Here, Yahoo News UK breaks down - in 12 bitesize chunks - what has happened, why, and where it has left Russian president Vladimir Putin.
What was happening before the counteroffensive: A sense of drift, with Ukraine making little progress after Russia had previously seized swathes of land in the north-east, east and south of the country. Amid Europe’s cost-of-living crisis, first lady Olena Zelenska felt compelled to remind Britons that as they "count pennies", Ukrainians "count casualties".
Lightning strike: Ukraine then launched a stunning counteroffensive in the north-eastern Kharkiv region on 6 September, resulting in thousands of Ukrainians being freed from Russian control over the following days. Military analyst John Spencer, from the Modern War Institute, said it was the greatest counteroffensive since the Second World War. So, how did this play out?
7 September: This is when Ukraine began to regain settlements in the Kharkiv region, with president Volodymyr Zelensky announcing “good news” to Ukrainians in his nightly video address. It was partly made possible by a highly-publicised "decoy" offensive in the south in late August, leading Russia to redeploy forces. Ukraine later said this was a “special disinformation operation” to enable the eastern attack.
9 September: Ukrainian forces continued to make rapid advances in the Kharkiv region, with Zelensky announcing 30 settlements had been reclaimed, as well as more than 1,000 sq km of land overall. Even Vitaly Ganchev, the Russia-appointed head of Kharkiv, conceded a "significant victory" for Ukraine.

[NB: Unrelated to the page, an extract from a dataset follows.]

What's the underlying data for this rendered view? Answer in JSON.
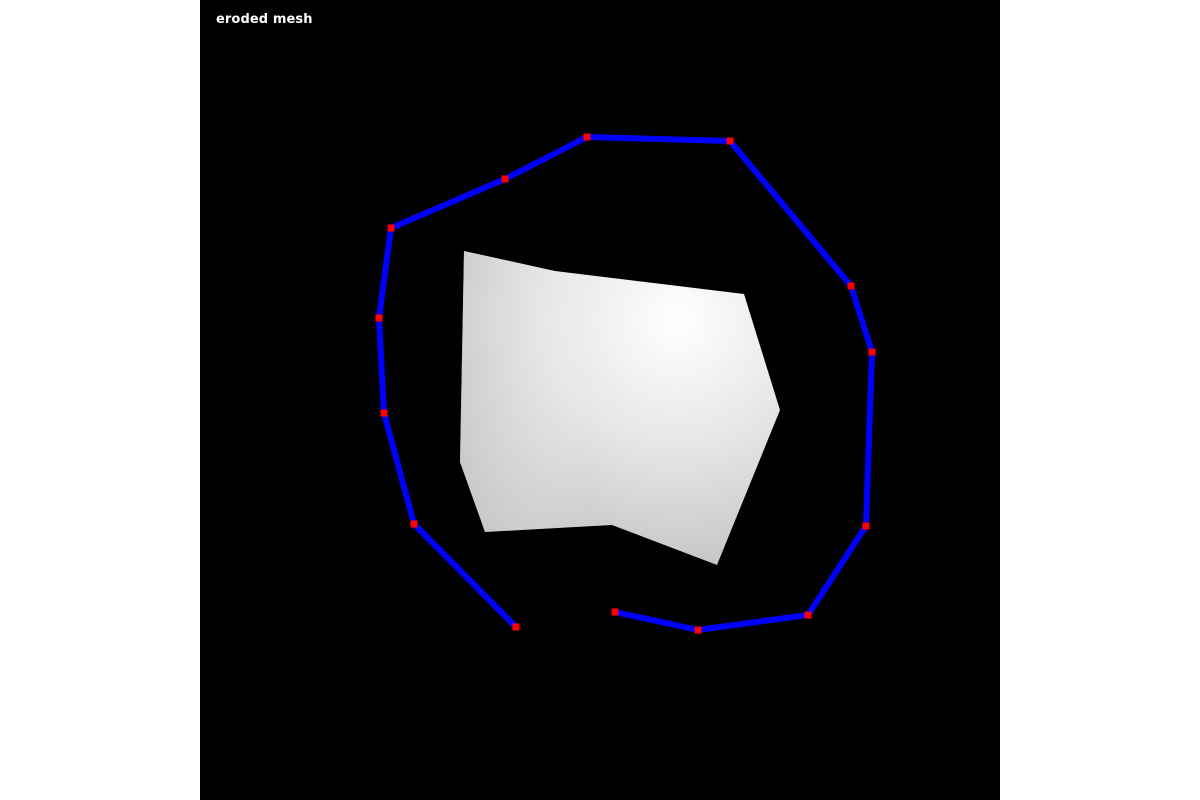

11 September: The stunning advance continued, with Ukraine claiming to have tripled its gains to 3,000 sq km of land in the space of two days. Amid the Ukrainian joy at the regained territory, however, were dark stories of torture and killings during the months of Russian occupation.
What Russia said: It presented a massive withdrawal of its troops as a “regroup”. The UK’s Ministry of Defence, on the other hand, posted an intelligence update stating “the already limited trust deployed troops have in Russia’s senior military leadership is likely to deteriorate further”.

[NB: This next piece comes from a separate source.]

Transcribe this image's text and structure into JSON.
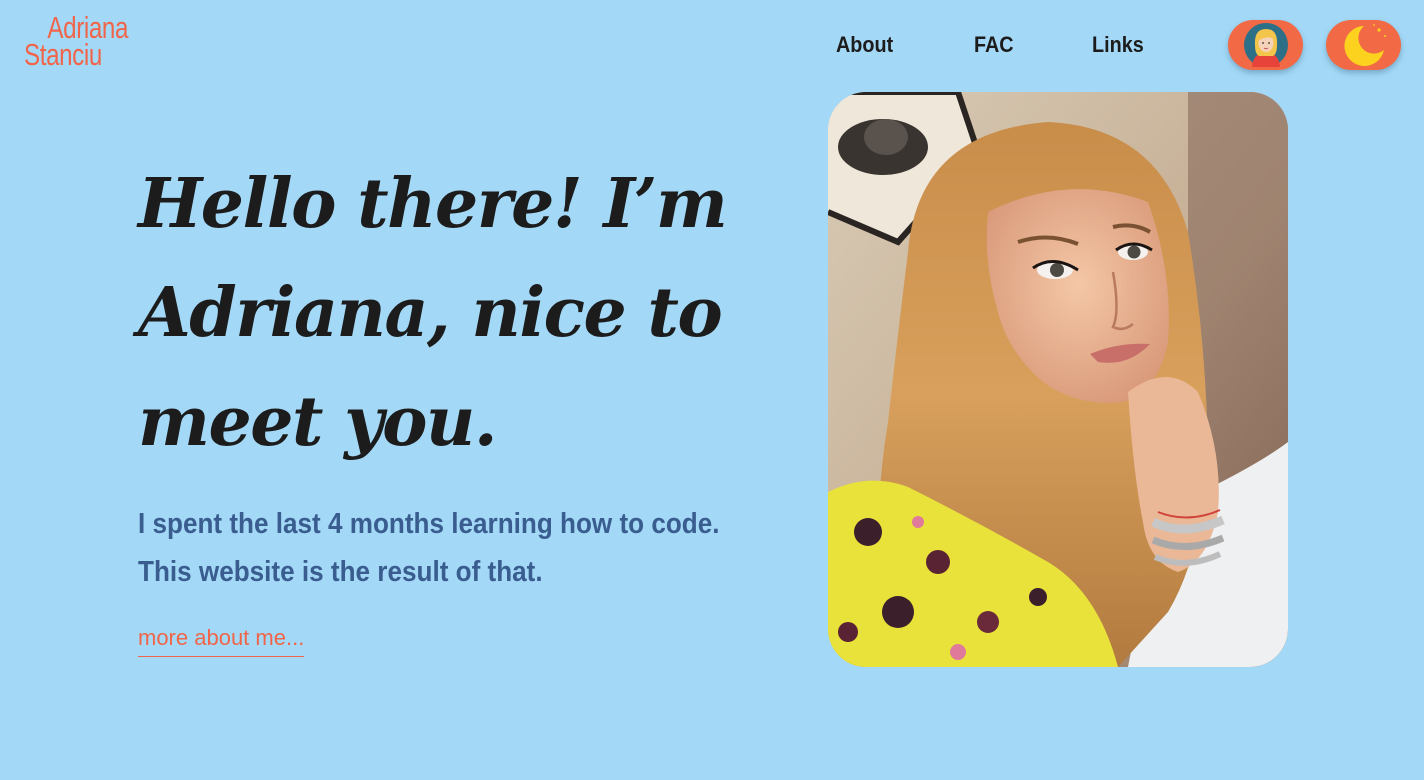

Swift retribution: Russia launched attacks on Ukrainian infrastructure in response to the counteroffensive, with millions of people reportedly hit by power cuts in the Kharkiv and Donetsk regions. Zelensky labelled it a “terrorist act” with Russia causing "cold, hunger, darkness and thirst”.

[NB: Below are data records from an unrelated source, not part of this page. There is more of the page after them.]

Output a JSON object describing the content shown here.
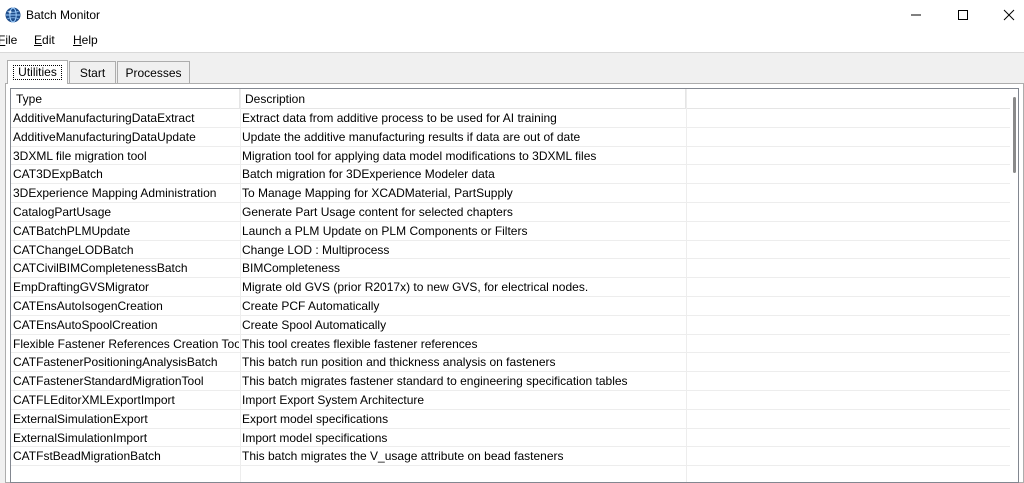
{
  "window": {
    "title": "Batch Monitor",
    "icons": {
      "app": "globe-app-icon",
      "minimize": "minimize-icon",
      "maximize": "maximize-icon",
      "close": "close-icon"
    }
  },
  "menu": {
    "file": {
      "underline": "F",
      "rest": "ile"
    },
    "edit": {
      "underline": "E",
      "rest": "dit"
    },
    "help": {
      "underline": "H",
      "rest": "elp"
    }
  },
  "tabs": {
    "utilities": "Utilities",
    "start": "Start",
    "processes": "Processes",
    "selected": "Utilities"
  },
  "table": {
    "columns": {
      "type": "Type",
      "description": "Description"
    },
    "rows": [
      {
        "type": "AdditiveManufacturingDataExtract",
        "description": "Extract data from additive process to be used for AI training"
      },
      {
        "type": "AdditiveManufacturingDataUpdate",
        "description": "Update the additive manufacturing results if data are out of date"
      },
      {
        "type": "3DXML file migration tool",
        "description": "Migration tool for applying data model modifications to 3DXML files"
      },
      {
        "type": "CAT3DExpBatch",
        "description": "Batch migration for 3DExperience Modeler data"
      },
      {
        "type": "3DExperience Mapping Administration",
        "description": "To Manage Mapping for XCADMaterial, PartSupply"
      },
      {
        "type": "CatalogPartUsage",
        "description": "Generate Part Usage content for selected chapters"
      },
      {
        "type": "CATBatchPLMUpdate",
        "description": "Launch a PLM Update on PLM Components or Filters"
      },
      {
        "type": "CATChangeLODBatch",
        "description": "Change LOD : Multiprocess"
      },
      {
        "type": "CATCivilBIMCompletenessBatch",
        "description": "BIMCompleteness"
      },
      {
        "type": "EmpDraftingGVSMigrator",
        "description": "Migrate old GVS (prior R2017x) to new GVS, for electrical nodes."
      },
      {
        "type": "CATEnsAutoIsogenCreation",
        "description": "Create PCF Automatically"
      },
      {
        "type": "CATEnsAutoSpoolCreation",
        "description": "Create Spool Automatically"
      },
      {
        "type": "Flexible Fastener References Creation Tool",
        "description": "This tool creates flexible fastener references"
      },
      {
        "type": "CATFastenerPositioningAnalysisBatch",
        "description": "This batch run position and thickness analysis on fasteners"
      },
      {
        "type": "CATFastenerStandardMigrationTool",
        "description": "This batch migrates fastener standard to engineering specification tables"
      },
      {
        "type": "CATFLEditorXMLExportImport",
        "description": "Import Export System Architecture"
      },
      {
        "type": "ExternalSimulationExport",
        "description": "Export model specifications"
      },
      {
        "type": "ExternalSimulationImport",
        "description": "Import model specifications"
      },
      {
        "type": "CATFstBeadMigrationBatch",
        "description": "This batch migrates the V_usage attribute on bead fasteners"
      }
    ]
  },
  "colors": {
    "tab_bg": "#f0f0f0",
    "border": "#adadad",
    "list_border": "#828790",
    "scroll_thumb": "#8a8a8a"
  }
}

“A most difficult week”: Russia’s previously belligerent state media awkwardly tried to grapple with the changing narrative. The sheer scale of Ukraine’s advance meant presenters were forced to acknowledge Russia’s losses, though Rossiya-24 carried claims - without evidence - that “Western mercenaries” bolstered Ukraine’s ranks. Presenter Dmitry Kiselyov said on a primetime show on 11 September: "A most difficult week on the front.”
Pressure on Putin: The Moscow Times, an independent Russian media outlet, reported dozens of deputies in Moscow and St Petersburg had called on Putin to resign amid discontent about the war, as well as claims of vote rigging in regional elections. An open letter published on 12 September read: “President Putin's actions are detrimental to the future of Russia and its citizens.”
What’s next for Russia in the war? With Ukraine now saying it has retaken more than 8,000 sq km of territory, how Russia responds is up in the air. The Institute for the Study of War said Russia “has almost certainly drained a large proportion of the forces originally stationed” since the invasion in February. But Russia has ruled out a full nationwide mobilisation of troops to bolster its forces.
What’s next for the West? With Russia and Putin severely wounded, there have been warnings of nuclear retaliation. John Bolton, the former US national security advisor, said on 12 September the threat of nuclear conflict is “a lot closer” than before. He warned the losses in Ukraine could lead to Putin “lashing out” to “try and re-establish some aspect of a position of strength".
What’s next for Putin? The war, of course, is not over. Russia still controls about 20% of Ukraine. But Putin has been humbled and bruised. He admitted at a summit on Thursday that China, Russia’s major ally, had "questions and concern" about the war, and even felt compelled to “explain our position”. A U-turn, however, still seems highly unlikely.